Justin Trudeau, umgeben von unscharfer, rot gekleideter Menschenmasse
Kanadas Premier Trudeau, hier bei einem Amateursportfest, legt die Latte höher. (Foto: 2017 Canada Summer Games/​Flickr)

Ein weiteres Schwergewicht unter den Treibhausgas-Emittenten bereitet sich vorsichtig auf die Klimaneutralität vor. Der kanadische Premierminister Justin Trudeau hat angekündigt, Kanada bis 2050 treibhausgasneutral machen zu wollen.

Das nordamerikanische Land soll dann also höchstens noch so viel Treibhausgase ausstoßen, wie gleichzeitig auch wieder aus der Atmosphäre verschwindet, weil zum Beispiel Bäume CO2 binden.

Die Europäische Union hat sich bereits auf dieses Ziel geeinigt.

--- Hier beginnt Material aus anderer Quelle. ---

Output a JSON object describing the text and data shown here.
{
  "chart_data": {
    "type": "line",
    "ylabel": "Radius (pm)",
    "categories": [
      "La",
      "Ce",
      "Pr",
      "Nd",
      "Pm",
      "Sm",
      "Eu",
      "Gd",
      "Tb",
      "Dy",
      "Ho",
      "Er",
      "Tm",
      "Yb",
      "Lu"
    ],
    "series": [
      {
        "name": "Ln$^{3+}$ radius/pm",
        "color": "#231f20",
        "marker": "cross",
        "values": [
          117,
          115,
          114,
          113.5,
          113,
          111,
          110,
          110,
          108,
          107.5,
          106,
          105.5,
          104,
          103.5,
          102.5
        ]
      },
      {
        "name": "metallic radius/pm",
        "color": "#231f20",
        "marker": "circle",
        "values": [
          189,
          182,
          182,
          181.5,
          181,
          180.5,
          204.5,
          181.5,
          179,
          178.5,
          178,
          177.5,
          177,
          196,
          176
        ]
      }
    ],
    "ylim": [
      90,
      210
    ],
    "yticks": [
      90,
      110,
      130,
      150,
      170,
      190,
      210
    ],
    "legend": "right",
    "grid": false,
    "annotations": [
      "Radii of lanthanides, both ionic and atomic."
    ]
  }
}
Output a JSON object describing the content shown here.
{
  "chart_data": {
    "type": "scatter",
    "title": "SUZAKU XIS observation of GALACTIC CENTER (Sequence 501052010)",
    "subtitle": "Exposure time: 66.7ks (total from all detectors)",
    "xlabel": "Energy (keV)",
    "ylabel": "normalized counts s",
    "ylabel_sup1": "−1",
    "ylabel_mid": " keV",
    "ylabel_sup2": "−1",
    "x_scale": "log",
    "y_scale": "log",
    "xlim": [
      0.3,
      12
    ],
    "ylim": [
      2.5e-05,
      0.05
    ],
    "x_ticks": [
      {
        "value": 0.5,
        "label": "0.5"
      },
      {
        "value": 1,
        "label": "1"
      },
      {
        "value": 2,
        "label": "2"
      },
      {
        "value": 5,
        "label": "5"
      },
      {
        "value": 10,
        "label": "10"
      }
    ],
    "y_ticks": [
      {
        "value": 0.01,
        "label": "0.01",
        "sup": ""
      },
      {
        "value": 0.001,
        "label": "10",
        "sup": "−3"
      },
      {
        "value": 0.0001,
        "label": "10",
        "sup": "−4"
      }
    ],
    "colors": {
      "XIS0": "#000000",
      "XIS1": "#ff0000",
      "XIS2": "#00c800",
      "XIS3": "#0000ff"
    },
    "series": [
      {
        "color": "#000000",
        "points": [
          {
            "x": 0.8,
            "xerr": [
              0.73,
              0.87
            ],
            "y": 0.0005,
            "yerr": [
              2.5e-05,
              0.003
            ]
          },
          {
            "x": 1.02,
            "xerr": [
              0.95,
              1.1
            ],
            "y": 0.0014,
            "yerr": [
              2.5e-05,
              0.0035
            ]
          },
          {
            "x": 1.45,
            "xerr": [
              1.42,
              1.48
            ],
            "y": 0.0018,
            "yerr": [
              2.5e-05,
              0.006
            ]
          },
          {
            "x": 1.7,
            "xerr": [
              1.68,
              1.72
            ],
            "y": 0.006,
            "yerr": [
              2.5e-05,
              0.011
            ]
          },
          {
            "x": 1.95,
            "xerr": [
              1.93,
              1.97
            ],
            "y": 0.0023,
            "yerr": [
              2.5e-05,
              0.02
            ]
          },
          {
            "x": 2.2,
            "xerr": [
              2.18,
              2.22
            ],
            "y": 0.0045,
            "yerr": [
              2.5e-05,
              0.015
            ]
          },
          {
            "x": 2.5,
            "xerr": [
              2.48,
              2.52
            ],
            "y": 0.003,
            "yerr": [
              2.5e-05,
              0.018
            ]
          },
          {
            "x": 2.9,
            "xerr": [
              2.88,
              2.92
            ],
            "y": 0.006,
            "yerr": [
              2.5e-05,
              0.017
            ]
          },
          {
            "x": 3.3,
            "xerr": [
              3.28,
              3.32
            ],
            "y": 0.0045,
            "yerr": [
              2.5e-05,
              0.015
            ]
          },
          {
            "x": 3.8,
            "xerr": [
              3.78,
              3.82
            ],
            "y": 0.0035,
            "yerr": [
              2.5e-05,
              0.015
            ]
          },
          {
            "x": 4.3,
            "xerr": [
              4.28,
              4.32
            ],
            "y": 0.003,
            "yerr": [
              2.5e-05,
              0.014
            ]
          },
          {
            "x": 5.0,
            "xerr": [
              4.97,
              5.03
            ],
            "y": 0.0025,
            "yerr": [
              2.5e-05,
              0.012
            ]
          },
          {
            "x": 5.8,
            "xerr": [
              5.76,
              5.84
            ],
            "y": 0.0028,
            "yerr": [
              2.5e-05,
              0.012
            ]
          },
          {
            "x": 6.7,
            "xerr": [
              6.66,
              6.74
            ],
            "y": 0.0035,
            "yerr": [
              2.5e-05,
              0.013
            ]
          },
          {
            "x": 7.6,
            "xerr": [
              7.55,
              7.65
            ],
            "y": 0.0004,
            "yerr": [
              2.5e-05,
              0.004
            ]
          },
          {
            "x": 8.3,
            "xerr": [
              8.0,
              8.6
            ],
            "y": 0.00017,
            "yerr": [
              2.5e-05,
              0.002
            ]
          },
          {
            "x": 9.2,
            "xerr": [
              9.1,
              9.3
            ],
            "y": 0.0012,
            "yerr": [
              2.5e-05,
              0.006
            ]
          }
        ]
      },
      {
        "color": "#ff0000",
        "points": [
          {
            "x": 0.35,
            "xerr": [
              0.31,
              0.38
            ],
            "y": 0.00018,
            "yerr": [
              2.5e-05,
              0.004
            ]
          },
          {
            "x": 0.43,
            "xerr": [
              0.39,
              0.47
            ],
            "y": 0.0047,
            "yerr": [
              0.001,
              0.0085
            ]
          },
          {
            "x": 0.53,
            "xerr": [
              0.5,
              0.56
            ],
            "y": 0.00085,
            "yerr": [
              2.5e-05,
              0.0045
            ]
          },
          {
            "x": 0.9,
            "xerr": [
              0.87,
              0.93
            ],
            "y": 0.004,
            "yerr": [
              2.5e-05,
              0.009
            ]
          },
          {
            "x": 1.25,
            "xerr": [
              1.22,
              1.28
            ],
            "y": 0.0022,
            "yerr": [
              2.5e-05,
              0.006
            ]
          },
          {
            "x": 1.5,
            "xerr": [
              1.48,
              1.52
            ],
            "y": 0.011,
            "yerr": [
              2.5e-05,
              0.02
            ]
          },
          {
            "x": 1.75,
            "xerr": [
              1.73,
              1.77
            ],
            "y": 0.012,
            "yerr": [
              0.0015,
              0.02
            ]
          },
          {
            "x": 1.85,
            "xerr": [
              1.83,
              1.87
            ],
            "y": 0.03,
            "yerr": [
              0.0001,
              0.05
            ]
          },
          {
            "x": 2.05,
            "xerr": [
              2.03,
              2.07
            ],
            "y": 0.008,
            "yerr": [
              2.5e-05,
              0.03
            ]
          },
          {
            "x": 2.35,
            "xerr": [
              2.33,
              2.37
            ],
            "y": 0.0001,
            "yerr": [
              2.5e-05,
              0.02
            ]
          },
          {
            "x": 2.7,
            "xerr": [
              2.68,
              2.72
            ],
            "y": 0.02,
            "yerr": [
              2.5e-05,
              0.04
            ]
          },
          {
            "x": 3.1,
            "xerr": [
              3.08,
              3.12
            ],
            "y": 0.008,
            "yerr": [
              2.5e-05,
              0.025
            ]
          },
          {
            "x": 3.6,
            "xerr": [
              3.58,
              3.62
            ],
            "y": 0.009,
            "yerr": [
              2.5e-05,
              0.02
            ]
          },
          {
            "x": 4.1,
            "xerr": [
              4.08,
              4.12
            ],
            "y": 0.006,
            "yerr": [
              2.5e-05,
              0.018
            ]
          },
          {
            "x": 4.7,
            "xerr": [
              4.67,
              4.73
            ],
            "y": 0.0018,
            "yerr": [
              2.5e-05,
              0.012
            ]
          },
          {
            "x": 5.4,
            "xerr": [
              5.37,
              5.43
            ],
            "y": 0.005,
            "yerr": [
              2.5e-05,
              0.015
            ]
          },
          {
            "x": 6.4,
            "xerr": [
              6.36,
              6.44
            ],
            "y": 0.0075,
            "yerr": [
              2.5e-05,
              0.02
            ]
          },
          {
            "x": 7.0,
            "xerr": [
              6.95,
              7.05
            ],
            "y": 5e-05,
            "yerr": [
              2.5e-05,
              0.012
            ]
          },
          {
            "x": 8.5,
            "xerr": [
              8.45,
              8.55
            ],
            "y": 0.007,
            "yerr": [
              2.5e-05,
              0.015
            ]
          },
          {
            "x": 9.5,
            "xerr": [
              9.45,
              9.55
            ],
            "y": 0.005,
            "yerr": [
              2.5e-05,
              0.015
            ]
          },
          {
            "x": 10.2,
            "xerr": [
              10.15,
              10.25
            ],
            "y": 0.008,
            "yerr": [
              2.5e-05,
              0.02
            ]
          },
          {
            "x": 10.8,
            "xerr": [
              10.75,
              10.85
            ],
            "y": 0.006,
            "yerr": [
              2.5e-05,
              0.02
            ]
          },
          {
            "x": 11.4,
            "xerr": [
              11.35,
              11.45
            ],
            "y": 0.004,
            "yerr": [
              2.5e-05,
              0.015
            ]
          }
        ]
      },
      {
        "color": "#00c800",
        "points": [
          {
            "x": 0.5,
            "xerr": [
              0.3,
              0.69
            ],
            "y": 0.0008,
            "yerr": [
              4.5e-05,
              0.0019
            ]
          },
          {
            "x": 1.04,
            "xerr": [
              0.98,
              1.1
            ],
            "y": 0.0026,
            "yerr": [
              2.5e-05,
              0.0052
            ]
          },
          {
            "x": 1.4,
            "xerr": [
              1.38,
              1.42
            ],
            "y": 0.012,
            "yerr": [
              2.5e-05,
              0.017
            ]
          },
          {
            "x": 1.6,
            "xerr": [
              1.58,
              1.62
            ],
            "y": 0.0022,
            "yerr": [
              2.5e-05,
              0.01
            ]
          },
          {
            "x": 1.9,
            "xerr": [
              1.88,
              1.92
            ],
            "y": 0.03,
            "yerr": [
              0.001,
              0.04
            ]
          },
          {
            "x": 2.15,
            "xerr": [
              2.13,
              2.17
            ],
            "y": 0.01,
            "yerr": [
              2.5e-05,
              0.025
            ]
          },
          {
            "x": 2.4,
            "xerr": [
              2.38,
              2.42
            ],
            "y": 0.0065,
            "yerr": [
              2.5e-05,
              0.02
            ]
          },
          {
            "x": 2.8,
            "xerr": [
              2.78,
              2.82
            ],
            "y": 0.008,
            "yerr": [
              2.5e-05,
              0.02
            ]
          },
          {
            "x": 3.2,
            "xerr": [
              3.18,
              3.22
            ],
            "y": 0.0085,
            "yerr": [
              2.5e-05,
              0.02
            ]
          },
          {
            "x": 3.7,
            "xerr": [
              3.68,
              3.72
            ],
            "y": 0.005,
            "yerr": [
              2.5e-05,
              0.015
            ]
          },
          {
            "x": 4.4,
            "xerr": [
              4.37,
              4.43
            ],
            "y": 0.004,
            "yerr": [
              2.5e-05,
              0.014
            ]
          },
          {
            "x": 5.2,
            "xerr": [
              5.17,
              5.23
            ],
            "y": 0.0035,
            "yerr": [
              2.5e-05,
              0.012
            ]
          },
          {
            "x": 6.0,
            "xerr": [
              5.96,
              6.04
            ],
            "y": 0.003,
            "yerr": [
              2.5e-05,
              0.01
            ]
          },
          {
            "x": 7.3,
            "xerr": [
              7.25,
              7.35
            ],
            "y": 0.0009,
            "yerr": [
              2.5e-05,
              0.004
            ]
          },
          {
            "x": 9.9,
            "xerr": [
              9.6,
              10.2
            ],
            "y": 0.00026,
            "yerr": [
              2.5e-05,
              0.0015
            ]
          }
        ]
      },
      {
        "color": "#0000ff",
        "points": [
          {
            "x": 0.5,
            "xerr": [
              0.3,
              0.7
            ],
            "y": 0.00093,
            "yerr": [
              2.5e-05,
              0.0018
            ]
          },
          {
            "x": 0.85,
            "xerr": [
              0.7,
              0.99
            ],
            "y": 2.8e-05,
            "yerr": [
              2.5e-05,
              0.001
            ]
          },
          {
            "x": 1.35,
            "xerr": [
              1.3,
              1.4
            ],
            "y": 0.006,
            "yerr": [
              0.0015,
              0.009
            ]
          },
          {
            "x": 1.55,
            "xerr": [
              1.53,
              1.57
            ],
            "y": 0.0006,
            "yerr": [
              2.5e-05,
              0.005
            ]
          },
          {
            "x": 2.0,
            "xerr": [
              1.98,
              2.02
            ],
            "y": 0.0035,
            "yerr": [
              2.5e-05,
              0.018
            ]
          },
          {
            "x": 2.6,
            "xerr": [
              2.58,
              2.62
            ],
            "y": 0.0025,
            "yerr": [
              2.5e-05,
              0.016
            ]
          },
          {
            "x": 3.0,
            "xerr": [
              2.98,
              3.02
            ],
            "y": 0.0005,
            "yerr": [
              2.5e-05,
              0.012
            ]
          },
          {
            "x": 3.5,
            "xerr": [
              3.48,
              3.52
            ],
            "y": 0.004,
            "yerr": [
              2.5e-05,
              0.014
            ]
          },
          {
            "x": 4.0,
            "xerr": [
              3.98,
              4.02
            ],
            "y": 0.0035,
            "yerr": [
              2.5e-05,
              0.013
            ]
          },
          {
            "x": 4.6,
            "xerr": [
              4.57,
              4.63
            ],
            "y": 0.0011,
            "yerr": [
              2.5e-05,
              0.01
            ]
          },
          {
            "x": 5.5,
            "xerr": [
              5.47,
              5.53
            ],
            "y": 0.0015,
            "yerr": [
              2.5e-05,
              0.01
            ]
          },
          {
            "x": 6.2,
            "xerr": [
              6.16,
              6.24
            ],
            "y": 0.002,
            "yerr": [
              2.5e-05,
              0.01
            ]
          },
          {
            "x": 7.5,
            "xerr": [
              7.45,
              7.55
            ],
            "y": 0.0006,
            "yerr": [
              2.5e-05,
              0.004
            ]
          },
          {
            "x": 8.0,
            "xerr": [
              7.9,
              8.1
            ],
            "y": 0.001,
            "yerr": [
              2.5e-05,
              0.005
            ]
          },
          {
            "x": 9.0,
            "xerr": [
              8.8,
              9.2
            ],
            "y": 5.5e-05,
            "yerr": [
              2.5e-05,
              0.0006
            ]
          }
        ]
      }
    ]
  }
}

Der künftige US-Präsident Joe Biden will dasselbe in den Vereinigten Staaten durchsetzen.

Am Donnerstag hat Trudeau das Vorhaben dem Parlament in Ottawa vorgestellt. Ab 2030 soll es demnach kurzfristige Klimaziele geben, immer für einen Fünfjahreszeitraum. Kommt Trudeaus Plan durch, müssten künftige Regierungen regelmäßig Rechenschaft darüber ablegen, wie sie auf die Klimaneutralität hinarbeiten.

Sein Gesetzentwurf verrät aber noch nicht viel darüber, was in der Dekade vor 2030 geschehen soll – und wo Kanada dann bei der Reduktion der Emissionen stehen will.

Bisher wollte das Land bis zum Ende des Jahrzehnts 30 Prozent seiner Emissionen gegenüber dem Niveau von 2005 einsparen. Laut dem "Climate Action Tracker", einem Infoportal der Denkfabriken New Climate Institute und Climate Analytics, ist das "unzureichend".

Das bedeutet: Wenn alle Länder dieses Ambitionslevel hätten, würde die Entwicklung auf bis zu drei Grad Erderhitzung gegenüber vorindustriellen Zeiten hinauslaufen – sofern die Pläne dann auch Wirklichkeit werden.

Im Paris-Abkommen haben die Regierungen aber versprochen, den Temperaturanstieg im Weltdurchschnitt bei "deutlich unter zwei Grad" und möglichst bei 1,5 Grad zu begrenzen, was zur Rettung besonders verletzlicher Staaten unbedingt nötig wäre.

Der Trend geht zum langfristigen Klimaziel

Das kanadische Ziel für 2030 ist aber auch schon etliche Jahre alt. Eigentlich muss die Regierung laut Paris-Abkommen dieses Jahr noch ein neues beim UN-Klimasekretariat einreichen – wie auch alle anderen Staaten.

Das Abgeben langfristiger Klimaziele entwickelt sich zum Trend. Während bislang kaum ein Land ein tatsächlich verbessertes Ziel für die Etappe bis 2030 abgegeben hat, wie es das Paris-Abkommen fordert, haben sich kürzlich mehrere Regierungen zur Klimaneutralität in weiter Ferne verpflichtet, neben der EU noch Japan, China, Südafrika und Südkorea.

Auch das ist laut Paris-Abkommen erwünscht. Nur sind die Weichenstellungen und Maßnahmen im kommenden Jahrzehnt natürlich entscheidend dafür, ob ein Land 20 Jahre später tatsächlich klimaneutral sein kann oder nicht.

Das sehen auch kanadische Umweltorganisationen so. "Dem Gesetz fehlen Schlüsselelemente", sagte Dale Marshall von Environmental Defence Canada. "Zum Beispiel müssen alle fünf Jahre die richtigen Ziele gesetzt werden, inklusive dem entscheidenden Zeitraum, nämlich bis 2025."

Marshall fordert außerdem, dass unabhängige Expert:innen den Fortschritt der Regierung überprüfen. "Und zwar das Handeln der Regierung, nicht die Ziele."

Catherine Abreu vom Climate Action Network Canada nannte Trudeaus Vorstoß einen "wichtigen Schritt vorwärts". Auch sie findet aber, dass der Plan zu spät ansetzt. "Wir müssen daran arbeiten, dass das neue Gesetz Kanadas Ansprüche beim Klimaschutz kurzfristig hochschraubt und nicht die ganze Arbeit nur in ferne Jahrzehnte schiebt."